Écriture
La table était faiblement éclairée par une bougie à la flamme flageolante. La main racée comme celle d’un pianiste tenait un stylo avec lequel elle remplissait fiévreusement la page d’une écriture fine et régulière. Les lignes, si rapprochées les unes des autres que les lettres de l’une effleuraient celles de ses voisines, recouvraient graduellement le papier blanc cassé d’une dentelle délicate. Parfois, la main s’arrêtait brièvement, comme hésitante, pour reprendre sa course de plus belle.

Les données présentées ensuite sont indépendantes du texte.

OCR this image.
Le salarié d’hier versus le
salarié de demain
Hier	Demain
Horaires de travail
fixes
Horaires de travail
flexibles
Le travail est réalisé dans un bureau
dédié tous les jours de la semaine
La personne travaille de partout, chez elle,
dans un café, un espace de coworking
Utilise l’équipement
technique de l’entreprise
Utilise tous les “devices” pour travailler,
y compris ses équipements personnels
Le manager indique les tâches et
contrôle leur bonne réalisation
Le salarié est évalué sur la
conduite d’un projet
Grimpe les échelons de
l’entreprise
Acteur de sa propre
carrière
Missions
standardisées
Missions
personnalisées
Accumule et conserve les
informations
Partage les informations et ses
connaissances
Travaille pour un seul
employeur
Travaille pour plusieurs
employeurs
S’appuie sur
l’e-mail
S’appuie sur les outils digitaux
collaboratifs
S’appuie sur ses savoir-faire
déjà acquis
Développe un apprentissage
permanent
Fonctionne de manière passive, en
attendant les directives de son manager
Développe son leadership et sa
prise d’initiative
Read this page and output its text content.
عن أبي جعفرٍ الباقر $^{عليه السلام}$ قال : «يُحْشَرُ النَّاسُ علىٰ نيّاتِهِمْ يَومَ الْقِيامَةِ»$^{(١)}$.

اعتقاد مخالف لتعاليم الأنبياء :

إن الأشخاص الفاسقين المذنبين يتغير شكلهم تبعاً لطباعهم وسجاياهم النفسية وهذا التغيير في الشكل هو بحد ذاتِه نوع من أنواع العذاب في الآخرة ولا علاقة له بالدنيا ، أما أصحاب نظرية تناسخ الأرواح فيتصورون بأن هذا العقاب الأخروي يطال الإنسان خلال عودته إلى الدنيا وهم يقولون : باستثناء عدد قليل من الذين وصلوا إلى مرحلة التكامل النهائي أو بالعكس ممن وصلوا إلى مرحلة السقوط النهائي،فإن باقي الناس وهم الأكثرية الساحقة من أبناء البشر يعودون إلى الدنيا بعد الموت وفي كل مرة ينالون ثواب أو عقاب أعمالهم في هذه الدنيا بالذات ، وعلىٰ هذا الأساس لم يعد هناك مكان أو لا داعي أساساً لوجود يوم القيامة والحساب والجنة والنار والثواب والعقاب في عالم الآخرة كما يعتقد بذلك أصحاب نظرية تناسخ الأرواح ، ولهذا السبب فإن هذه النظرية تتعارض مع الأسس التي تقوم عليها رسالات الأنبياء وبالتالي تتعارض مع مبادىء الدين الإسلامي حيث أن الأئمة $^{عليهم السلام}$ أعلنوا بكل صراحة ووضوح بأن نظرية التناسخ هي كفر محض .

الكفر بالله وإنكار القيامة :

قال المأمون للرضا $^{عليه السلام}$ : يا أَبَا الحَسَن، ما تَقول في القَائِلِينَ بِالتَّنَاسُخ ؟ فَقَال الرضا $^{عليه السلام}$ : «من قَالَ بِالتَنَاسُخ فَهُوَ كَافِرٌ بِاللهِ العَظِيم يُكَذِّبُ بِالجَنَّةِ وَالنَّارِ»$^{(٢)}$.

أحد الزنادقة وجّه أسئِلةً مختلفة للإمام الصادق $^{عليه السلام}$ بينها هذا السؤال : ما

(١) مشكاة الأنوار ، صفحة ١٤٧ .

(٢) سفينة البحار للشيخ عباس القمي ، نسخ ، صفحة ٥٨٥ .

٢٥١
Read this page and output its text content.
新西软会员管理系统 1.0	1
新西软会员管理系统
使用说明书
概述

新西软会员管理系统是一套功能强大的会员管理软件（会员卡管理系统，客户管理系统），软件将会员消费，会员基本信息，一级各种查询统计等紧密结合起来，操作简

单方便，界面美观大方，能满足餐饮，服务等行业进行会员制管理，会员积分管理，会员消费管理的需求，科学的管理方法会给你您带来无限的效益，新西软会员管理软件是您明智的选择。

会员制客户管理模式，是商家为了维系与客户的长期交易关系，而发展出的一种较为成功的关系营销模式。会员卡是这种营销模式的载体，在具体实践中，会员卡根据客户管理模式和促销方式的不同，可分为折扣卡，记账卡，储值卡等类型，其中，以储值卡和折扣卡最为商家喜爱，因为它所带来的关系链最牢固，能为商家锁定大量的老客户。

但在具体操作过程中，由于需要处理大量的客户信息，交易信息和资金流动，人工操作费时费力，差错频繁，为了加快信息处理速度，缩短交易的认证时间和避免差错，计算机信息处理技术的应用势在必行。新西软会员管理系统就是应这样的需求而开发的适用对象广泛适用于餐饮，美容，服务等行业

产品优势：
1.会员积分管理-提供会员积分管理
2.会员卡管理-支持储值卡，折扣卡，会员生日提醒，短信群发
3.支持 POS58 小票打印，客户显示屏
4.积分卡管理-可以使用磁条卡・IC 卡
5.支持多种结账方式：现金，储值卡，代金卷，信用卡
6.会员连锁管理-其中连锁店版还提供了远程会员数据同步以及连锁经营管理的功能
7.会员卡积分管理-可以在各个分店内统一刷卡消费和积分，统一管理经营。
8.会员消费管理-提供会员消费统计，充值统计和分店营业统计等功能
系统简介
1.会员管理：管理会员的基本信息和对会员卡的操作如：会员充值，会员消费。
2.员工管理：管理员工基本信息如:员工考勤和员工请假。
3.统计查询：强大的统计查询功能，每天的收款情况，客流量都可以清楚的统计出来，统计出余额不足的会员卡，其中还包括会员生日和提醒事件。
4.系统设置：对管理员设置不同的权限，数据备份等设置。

Il lui arrivait, rarement, de barrer nerveusement ce qu’elle venait d’écrire, rajoutant ainsi une arabesque mystérieuse à la broderie sobre du texte. À d’autres moments, elle posait le stylo ; les doigts se tendaient puis se repliaient, esquissaient le pianotement d’une mélodie silencieuse, le pouce frottait le bout de l’index d’un air pensif, puis ils s’immobilisaient, détendus. Une fois la page remplie, la main la rajoutait à une pile que l’on devinait croissante hors du pâle halo, prenait une feuille vierge qu’elle disposait rapidement à la place de la précédente ; celle-ci s’éclairait alors soudainement de la douce lueur de la bougie pour s’obscurcir au fur et à mesure que la main poursuivait son œuvre, comme une fenêtre lorsque l’on ouvre les volets à l’aube et devant laquelle on baisse un voilage diaphane. Lorsque la flamme allait s’éteindre, la main prit une autre bougie, qu’elle alluma en la rapprochant du bout de chandelle disparaissant. À la lumière qui se fit alors, je vis qu’il n’y avait personne dans la pièce : il n’y avait que la table et cette main qui écrivait, qui écrivait.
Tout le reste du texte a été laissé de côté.